Panelo, however, said those who were fighting the government could not call themselves victims (of human rights violations) and might not receive compensation.
He did not say whether he was referring to Filipinos who had fought the Marcos dictatorship.
“Whatever compensation that is commensurate to their suffering” should be paid out “if you really suffered, for example, the innocents,” he said.
Panelo made the remarks during a press briefing at Malacañang after he declined to comment on the decision of three government agencies not to share with victims of human rights violations under Ferdinand Marcos part of the proceeds from the sale of paintings seized from an aide to the dictator’s widow, Imelda.
“I do not know exactly the grounds for the opposition of the solicitor general. I have to know that before I can make a proper intelligent response,” he said.
Panelo said there were abuses committed that the leader or the President would not be aware of. “Just the same, there are victims of violations of human rights. Certainly they should be compensated,” he said.
Settlement deal rejected
“It would be different if they are enemies of the government,” he said. “If you are trying to kill the government, naturally, the government will fight back. You cannot then say that you are a victim if you want to kill the soldiers of the government and then they retaliate.”
On March 11, the Office of the Solicitor General, Department of Justice and Presidential Commission on Good Government decided to reject a settlement deal on the $32-million proceeds from the sale of the paintings, including a Monet, for being “disadvantageous to the government and not in accord with existing Philippine laws and jurisprudence.”
A US federal court in New York approved the settlement agreement in which $13.75 million of the $32 million would be distributed to 6,500 Filipinos who won a class action lawsuit for human rights violations against the Marcos estate, $4 million to the government and the remainder to be split between Golden Buddha Corp. and the estate of Roger Roxas, who reportedly discovered the so-called Yamashita treasure.

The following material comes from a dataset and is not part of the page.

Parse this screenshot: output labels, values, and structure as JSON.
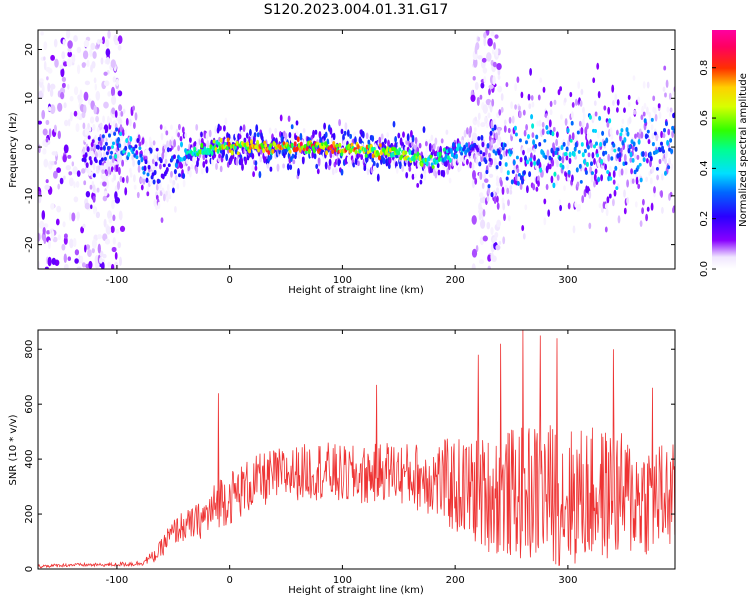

Lawyers for the class on Wednesday said US federal court Judge Katherine Failla had ruled that the settlement was binding on all parties and ordered them to start distributing the money. Each of the class members was to receive $1,500.
In a statement on Wednesday, the lawyers—American Robert Swift and Filipinos Rod Domingo and Ruben Fruto—said Judge Manuel Real, who presided over the lawsuit in Hawaii against Marcos for torture, summary execution and enforced disappearance, also approved the settlement agreement as “fair, reasonable and adequate under US law.”
The Hawaii court jury had awarded around $2 billion to the victims of human rights violations, but the amount could not be paid out because the Marcoses continued to hide their assets, according to the lawyers.